MG – Fizeram contactos para próximas visitas?
S – Sim, se Deus quiser vamos estar em breve outra vez na África do Sul.
R – Não nos querem deixar ir embora. Já nos disseram: “vocês têm que ficar cá!” Para mim, ficar cá é como estar em casa.
Queremos chegar ao maior número de pessoas possível, não queremos ficar fechados num hotel ou numa casa. Vamos ao encontro da Comunidade, para marcar presença.
O ano passado foi mais Pretória. Este ano mais Joanesburgo e Cape Town. Ainda falta Durban, o Free State… tocar os cantos que ainda não estão. Chegar a Moçambique, Angola, Botswana, fazer o que Vasco da Gama fez!
MG – Projectos futuros para Sandra&Ricardo?
R – Muitos [ri]
S – Bem, este novo ano de 2018 tem muitas coisas à nossa espera. Temos um projecto chamado “Herança Semeada” que é o trabalho directo com orquestras, bandas e agrupamentos dos locais onde vamos actuar. Já fizemos cinco na Madeira, seis na Venezuela e estamos a combinar noutros espaços. E são espectáculos que depois saem em DVD.
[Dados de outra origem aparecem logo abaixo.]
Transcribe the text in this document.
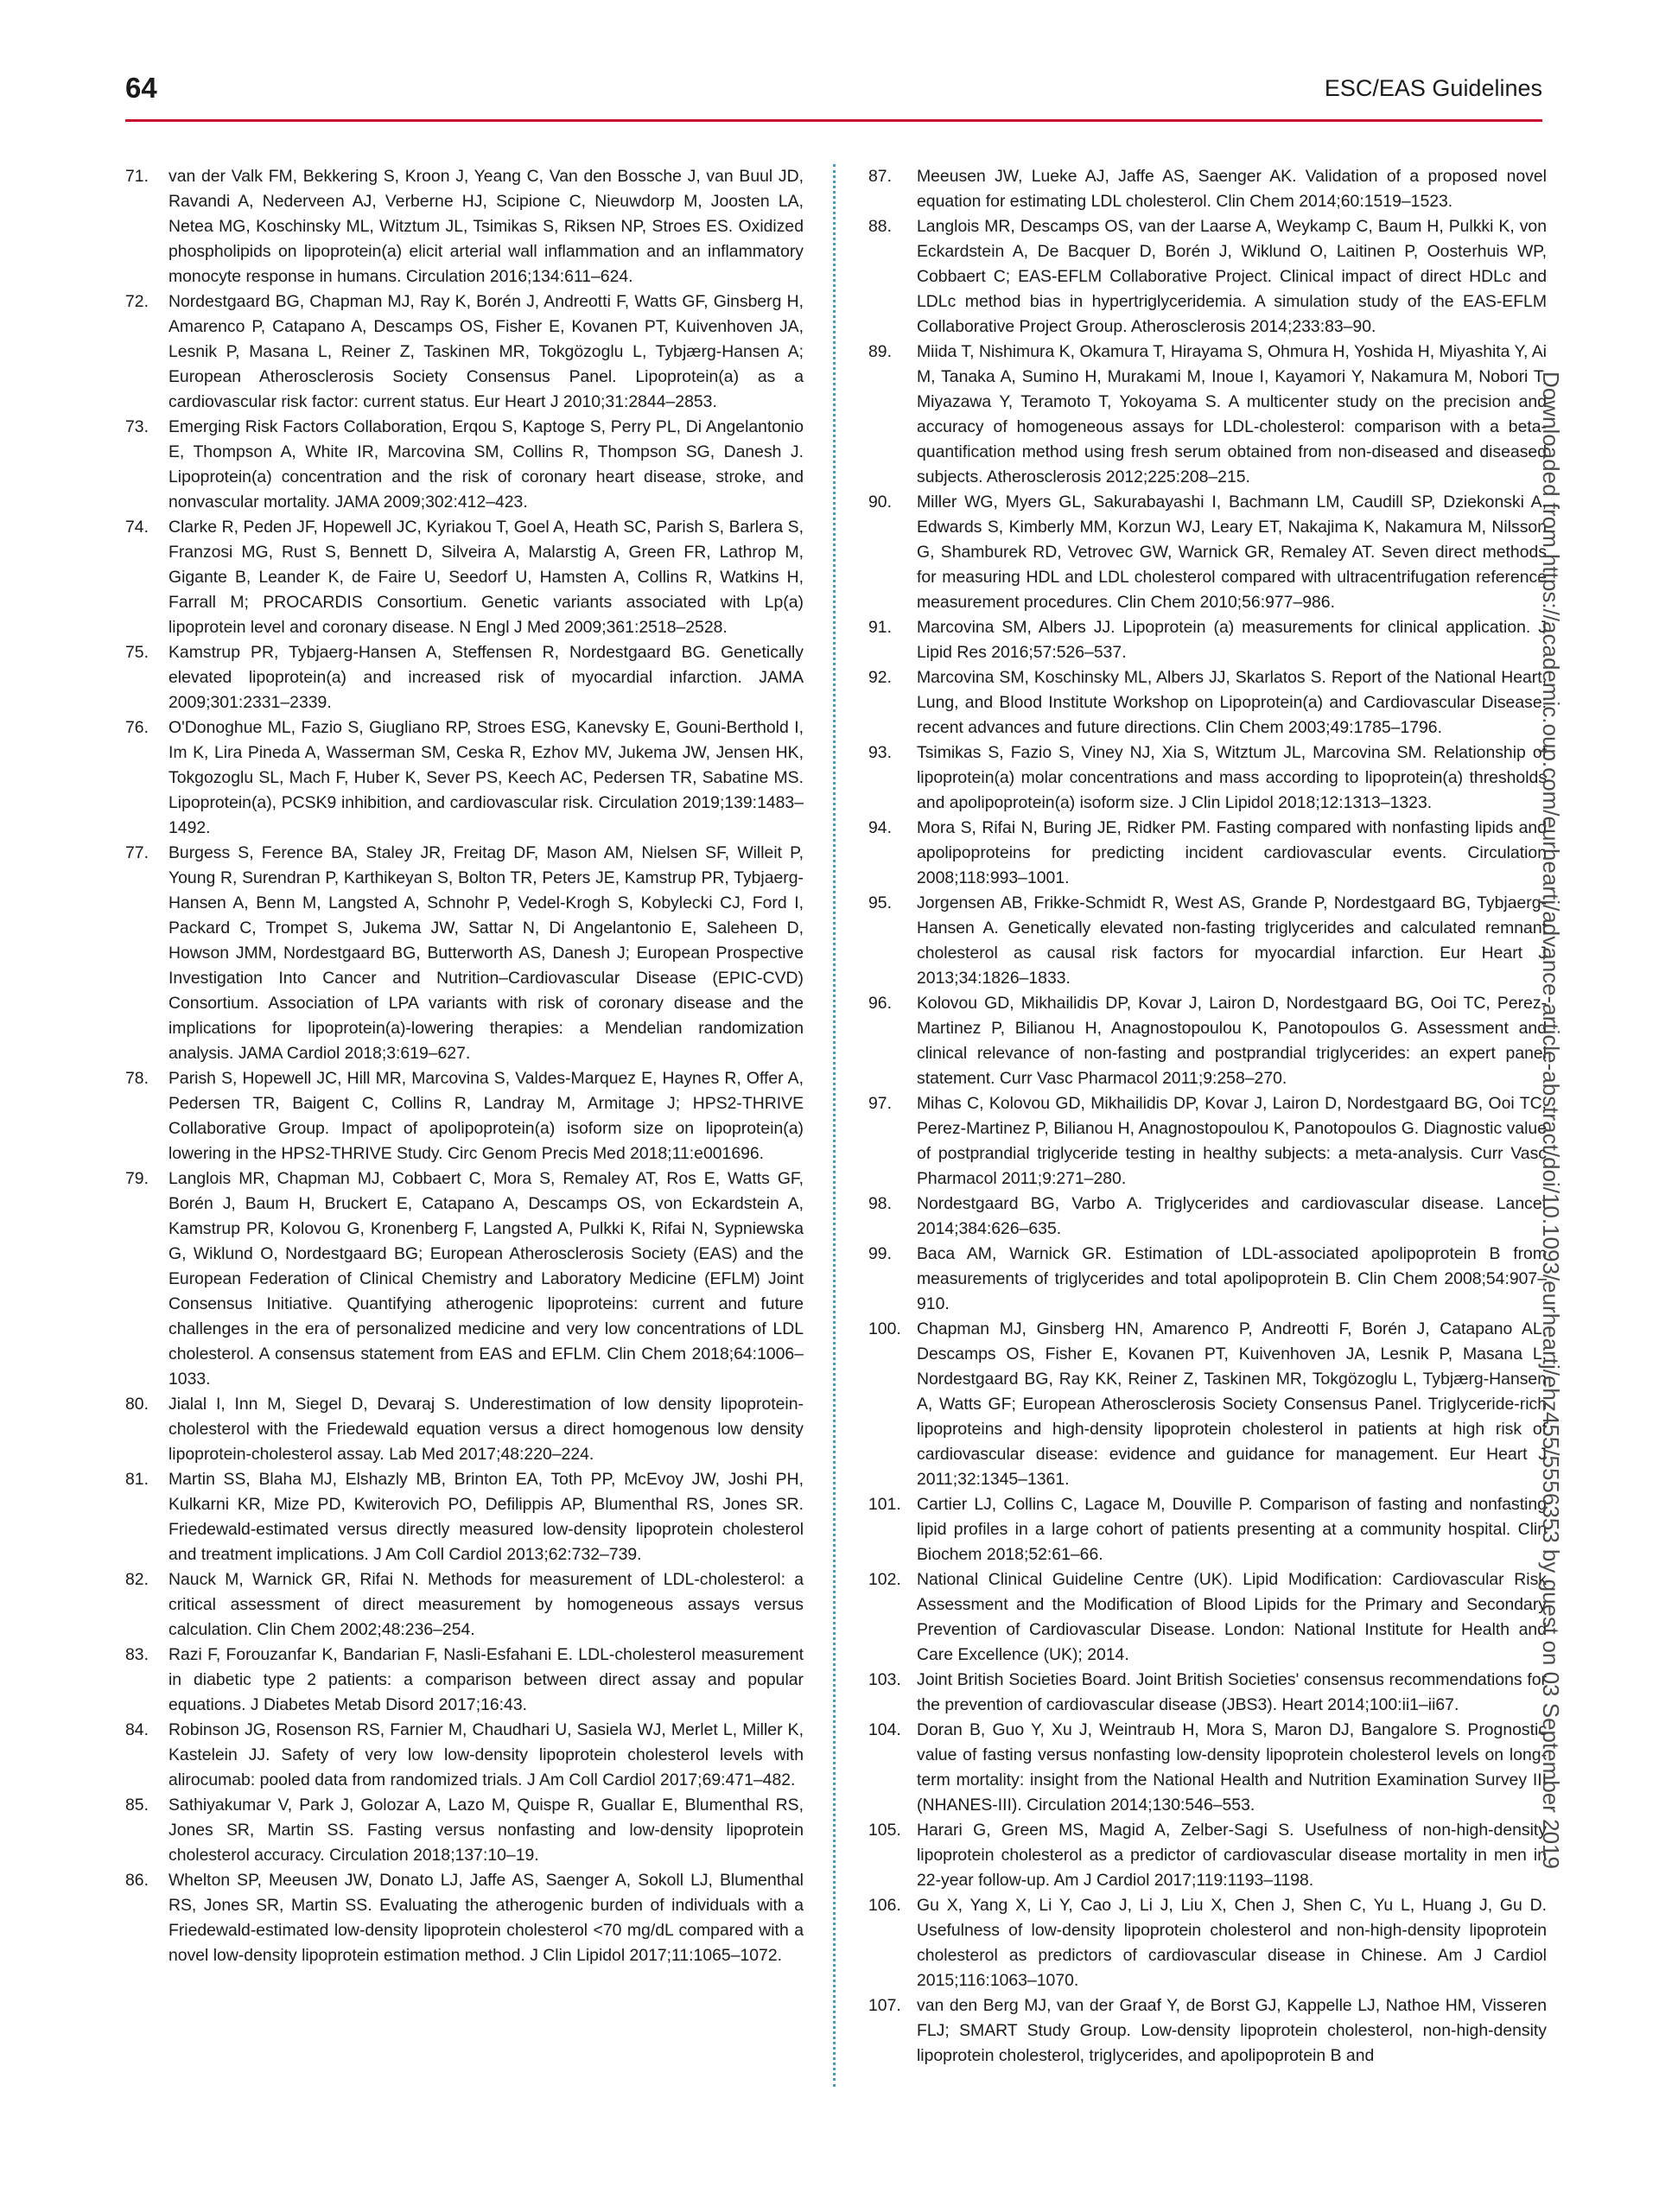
64	ESC/EAS Guidelines
71.	van der Valk FM, Bekkering S, Kroon J, Yeang C, Van den Bossche J, van Buul JD, Ravandi A, Nederveen AJ, Verberne HJ, Scipione C, Nieuwdorp M, Joosten LA, Netea MG, Koschinsky ML, Witztum JL, Tsimikas S, Riksen NP, Stroes ES. Oxidized phospholipids on lipoprotein(a) elicit arterial wall inflammation and an inflammatory monocyte response in humans. Circulation 2016;134:611–624.
72.	Nordestgaard BG, Chapman MJ, Ray K, Borén J, Andreotti F, Watts GF, Ginsberg H, Amarenco P, Catapano A, Descamps OS, Fisher E, Kovanen PT, Kuivenhoven JA, Lesnik P, Masana L, Reiner Z, Taskinen MR, Tokgözoglu L, Tybjærg-Hansen A; European Atherosclerosis Society Consensus Panel. Lipoprotein(a) as a cardiovascular risk factor: current status. Eur Heart J 2010;31:2844–2853.
73.	Emerging Risk Factors Collaboration, Erqou S, Kaptoge S, Perry PL, Di Angelantonio E, Thompson A, White IR, Marcovina SM, Collins R, Thompson SG, Danesh J. Lipoprotein(a) concentration and the risk of coronary heart disease, stroke, and nonvascular mortality. JAMA 2009;302:412–423.
74.	Clarke R, Peden JF, Hopewell JC, Kyriakou T, Goel A, Heath SC, Parish S, Barlera S, Franzosi MG, Rust S, Bennett D, Silveira A, Malarstig A, Green FR, Lathrop M, Gigante B, Leander K, de Faire U, Seedorf U, Hamsten A, Collins R, Watkins H, Farrall M; PROCARDIS Consortium. Genetic variants associated with Lp(a) lipoprotein level and coronary disease. N Engl J Med 2009;361:2518–2528.
75.	Kamstrup PR, Tybjaerg-Hansen A, Steffensen R, Nordestgaard BG. Genetically elevated lipoprotein(a) and increased risk of myocardial infarction. JAMA 2009;301:2331–2339.
76.	O'Donoghue ML, Fazio S, Giugliano RP, Stroes ESG, Kanevsky E, Gouni-Berthold I, Im K, Lira Pineda A, Wasserman SM, Ceska R, Ezhov MV, Jukema JW, Jensen HK, Tokgozoglu SL, Mach F, Huber K, Sever PS, Keech AC, Pedersen TR, Sabatine MS. Lipoprotein(a), PCSK9 inhibition, and cardiovascular risk. Circulation 2019;139:1483–1492.
77.	Burgess S, Ference BA, Staley JR, Freitag DF, Mason AM, Nielsen SF, Willeit P, Young R, Surendran P, Karthikeyan S, Bolton TR, Peters JE, Kamstrup PR, Tybjaerg-Hansen A, Benn M, Langsted A, Schnohr P, Vedel-Krogh S, Kobylecki CJ, Ford I, Packard C, Trompet S, Jukema JW, Sattar N, Di Angelantonio E, Saleheen D, Howson JMM, Nordestgaard BG, Butterworth AS, Danesh J; European Prospective Investigation Into Cancer and Nutrition–Cardiovascular Disease (EPIC-CVD) Consortium. Association of LPA variants with risk of coronary disease and the implications for lipoprotein(a)-lowering therapies: a Mendelian randomization analysis. JAMA Cardiol 2018;3:619–627.
78.	Parish S, Hopewell JC, Hill MR, Marcovina S, Valdes-Marquez E, Haynes R, Offer A, Pedersen TR, Baigent C, Collins R, Landray M, Armitage J; HPS2-THRIVE Collaborative Group. Impact of apolipoprotein(a) isoform size on lipoprotein(a) lowering in the HPS2-THRIVE Study. Circ Genom Precis Med 2018;11:e001696.
79.	Langlois MR, Chapman MJ, Cobbaert C, Mora S, Remaley AT, Ros E, Watts GF, Borén J, Baum H, Bruckert E, Catapano A, Descamps OS, von Eckardstein A, Kamstrup PR, Kolovou G, Kronenberg F, Langsted A, Pulkki K, Rifai N, Sypniewska G, Wiklund O, Nordestgaard BG; European Atherosclerosis Society (EAS) and the European Federation of Clinical Chemistry and Laboratory Medicine (EFLM) Joint Consensus Initiative. Quantifying atherogenic lipoproteins: current and future challenges in the era of personalized medicine and very low concentrations of LDL cholesterol. A consensus statement from EAS and EFLM. Clin Chem 2018;64:1006–1033.
80.	Jialal I, Inn M, Siegel D, Devaraj S. Underestimation of low density lipoprotein-cholesterol with the Friedewald equation versus a direct homogenous low density lipoprotein-cholesterol assay. Lab Med 2017;48:220–224.
81.	Martin SS, Blaha MJ, Elshazly MB, Brinton EA, Toth PP, McEvoy JW, Joshi PH, Kulkarni KR, Mize PD, Kwiterovich PO, Defilippis AP, Blumenthal RS, Jones SR. Friedewald-estimated versus directly measured low-density lipoprotein cholesterol and treatment implications. J Am Coll Cardiol 2013;62:732–739.
82.	Nauck M, Warnick GR, Rifai N. Methods for measurement of LDL-cholesterol: a critical assessment of direct measurement by homogeneous assays versus calculation. Clin Chem 2002;48:236–254.
83.	Razi F, Forouzanfar K, Bandarian F, Nasli-Esfahani E. LDL-cholesterol measurement in diabetic type 2 patients: a comparison between direct assay and popular equations. J Diabetes Metab Disord 2017;16:43.
84.	Robinson JG, Rosenson RS, Farnier M, Chaudhari U, Sasiela WJ, Merlet L, Miller K, Kastelein JJ. Safety of very low low-density lipoprotein cholesterol levels with alirocumab: pooled data from randomized trials. J Am Coll Cardiol 2017;69:471–482.
85.	Sathiyakumar V, Park J, Golozar A, Lazo M, Quispe R, Guallar E, Blumenthal RS, Jones SR, Martin SS. Fasting versus nonfasting and low-density lipoprotein cholesterol accuracy. Circulation 2018;137:10–19.
86.	Whelton SP, Meeusen JW, Donato LJ, Jaffe AS, Saenger A, Sokoll LJ, Blumenthal RS, Jones SR, Martin SS. Evaluating the atherogenic burden of individuals with a Friedewald-estimated low-density lipoprotein cholesterol <70 mg/dL compared with a novel low-density lipoprotein estimation method. J Clin Lipidol 2017;11:1065–1072.
87.	Meeusen JW, Lueke AJ, Jaffe AS, Saenger AK. Validation of a proposed novel equation for estimating LDL cholesterol. Clin Chem 2014;60:1519–1523.
88.	Langlois MR, Descamps OS, van der Laarse A, Weykamp C, Baum H, Pulkki K, von Eckardstein A, De Bacquer D, Borén J, Wiklund O, Laitinen P, Oosterhuis WP, Cobbaert C; EAS-EFLM Collaborative Project. Clinical impact of direct HDLc and LDLc method bias in hypertriglyceridemia. A simulation study of the EAS-EFLM Collaborative Project Group. Atherosclerosis 2014;233:83–90.
89.	Miida T, Nishimura K, Okamura T, Hirayama S, Ohmura H, Yoshida H, Miyashita Y, Ai M, Tanaka A, Sumino H, Murakami M, Inoue I, Kayamori Y, Nakamura M, Nobori T, Miyazawa Y, Teramoto T, Yokoyama S. A multicenter study on the precision and accuracy of homogeneous assays for LDL-cholesterol: comparison with a beta-quantification method using fresh serum obtained from non-diseased and diseased subjects. Atherosclerosis 2012;225:208–215.
90.	Miller WG, Myers GL, Sakurabayashi I, Bachmann LM, Caudill SP, Dziekonski A, Edwards S, Kimberly MM, Korzun WJ, Leary ET, Nakajima K, Nakamura M, Nilsson G, Shamburek RD, Vetrovec GW, Warnick GR, Remaley AT. Seven direct methods for measuring HDL and LDL cholesterol compared with ultracentrifugation reference measurement procedures. Clin Chem 2010;56:977–986.
91.	Marcovina SM, Albers JJ. Lipoprotein (a) measurements for clinical application. J Lipid Res 2016;57:526–537.
92.	Marcovina SM, Koschinsky ML, Albers JJ, Skarlatos S. Report of the National Heart, Lung, and Blood Institute Workshop on Lipoprotein(a) and Cardiovascular Disease: recent advances and future directions. Clin Chem 2003;49:1785–1796.
93.	Tsimikas S, Fazio S, Viney NJ, Xia S, Witztum JL, Marcovina SM. Relationship of lipoprotein(a) molar concentrations and mass according to lipoprotein(a) thresholds and apolipoprotein(a) isoform size. J Clin Lipidol 2018;12:1313–1323.
94.	Mora S, Rifai N, Buring JE, Ridker PM. Fasting compared with nonfasting lipids and apolipoproteins for predicting incident cardiovascular events. Circulation 2008;118:993–1001.
95.	Jorgensen AB, Frikke-Schmidt R, West AS, Grande P, Nordestgaard BG, Tybjaerg-Hansen A. Genetically elevated non-fasting triglycerides and calculated remnant cholesterol as causal risk factors for myocardial infarction. Eur Heart J 2013;34:1826–1833.
96.	Kolovou GD, Mikhailidis DP, Kovar J, Lairon D, Nordestgaard BG, Ooi TC, Perez-Martinez P, Bilianou H, Anagnostopoulou K, Panotopoulos G. Assessment and clinical relevance of non-fasting and postprandial triglycerides: an expert panel statement. Curr Vasc Pharmacol 2011;9:258–270.
97.	Mihas C, Kolovou GD, Mikhailidis DP, Kovar J, Lairon D, Nordestgaard BG, Ooi TC, Perez-Martinez P, Bilianou H, Anagnostopoulou K, Panotopoulos G. Diagnostic value of postprandial triglyceride testing in healthy subjects: a meta-analysis. Curr Vasc Pharmacol 2011;9:271–280.
98.	Nordestgaard BG, Varbo A. Triglycerides and cardiovascular disease. Lancet 2014;384:626–635.
99.	Baca AM, Warnick GR. Estimation of LDL-associated apolipoprotein B from measurements of triglycerides and total apolipoprotein B. Clin Chem 2008;54:907–910.
100. Chapman MJ, Ginsberg HN, Amarenco P, Andreotti F, Borén J, Catapano AL, Descamps OS, Fisher E, Kovanen PT, Kuivenhoven JA, Lesnik P, Masana L, Nordestgaard BG, Ray KK, Reiner Z, Taskinen MR, Tokgözoglu L, Tybjærg-Hansen A, Watts GF; European Atherosclerosis Society Consensus Panel. Triglyceride-rich lipoproteins and high-density lipoprotein cholesterol in patients at high risk of cardiovascular disease: evidence and guidance for management. Eur Heart J 2011;32:1345–1361.
101. Cartier LJ, Collins C, Lagace M, Douville P. Comparison of fasting and nonfasting lipid profiles in a large cohort of patients presenting at a community hospital. Clin Biochem 2018;52:61–66.
102. National Clinical Guideline Centre (UK). Lipid Modification: Cardiovascular Risk Assessment and the Modification of Blood Lipids for the Primary and Secondary Prevention of Cardiovascular Disease. London: National Institute for Health and Care Excellence (UK); 2014.
103. Joint British Societies Board. Joint British Societies' consensus recommendations for the prevention of cardiovascular disease (JBS3). Heart 2014;100:ii1–ii67.
104. Doran B, Guo Y, Xu J, Weintraub H, Mora S, Maron DJ, Bangalore S. Prognostic value of fasting versus nonfasting low-density lipoprotein cholesterol levels on long-term mortality: insight from the National Health and Nutrition Examination Survey III (NHANES-III). Circulation 2014;130:546–553.
105. Harari G, Green MS, Magid A, Zelber-Sagi S. Usefulness of non-high-density lipoprotein cholesterol as a predictor of cardiovascular disease mortality in men in 22-year follow-up. Am J Cardiol 2017;119:1193–1198.
106. Gu X, Yang X, Li Y, Cao J, Li J, Liu X, Chen J, Shen C, Yu L, Huang J, Gu D. Usefulness of low-density lipoprotein cholesterol and non-high-density lipoprotein cholesterol as predictors of cardiovascular disease in Chinese. Am J Cardiol 2015;116:1063–1070.
107. van den Berg MJ, van der Graaf Y, de Borst GJ, Kappelle LJ, Nathoe HM, Visseren FLJ; SMART Study Group. Low-density lipoprotein cholesterol, non-high-density lipoprotein cholesterol, triglycerides, and apolipoprotein B and
Downloaded from https://academic.oup.com/eurheartj/advance-article-abstract/doi/10.1093/eurheartj/ehz455/5556353 by guest on 03 September 2019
R – Temos visitas a várias Comunidades confirmadas também.
MG – Uma mensagem à Comunidade portuguesa da África do Sul?
R – O principal é que continuem a manter os costumes e tradições. A cultura e arte é algo que a Comunidade deve apoiar sempre, porque somos embaixadores que vamos unir uma Sociedade.
A música, a arte e cultura unem um povo, beneficia a todos. Aos pais, falem em Português com os filhos e levem-nos aos clubes e associações. Levem-nos também a Portugal, o do Século XXI.
S – E leiam o Século, porque é em Português e podem aprender melhor! [dá uma gargalhada].
Também está que a união faz a força, se se unem todos é mais fácil ultrapassar os obstáculos.
R – E parabéns ao Século, pela sua história. Acho que existem poucos meios de comunicação de língua portuguesa no Mundo como o Século de Joanesburgo. Se não houvesse Século, como é que a Comunidade ia saber as actividades, noticias e tudo?
S – É um meio estável, constante e que está sempre presente. É algo que nós Sandra&Ricardo apostamos, estar sempre presente!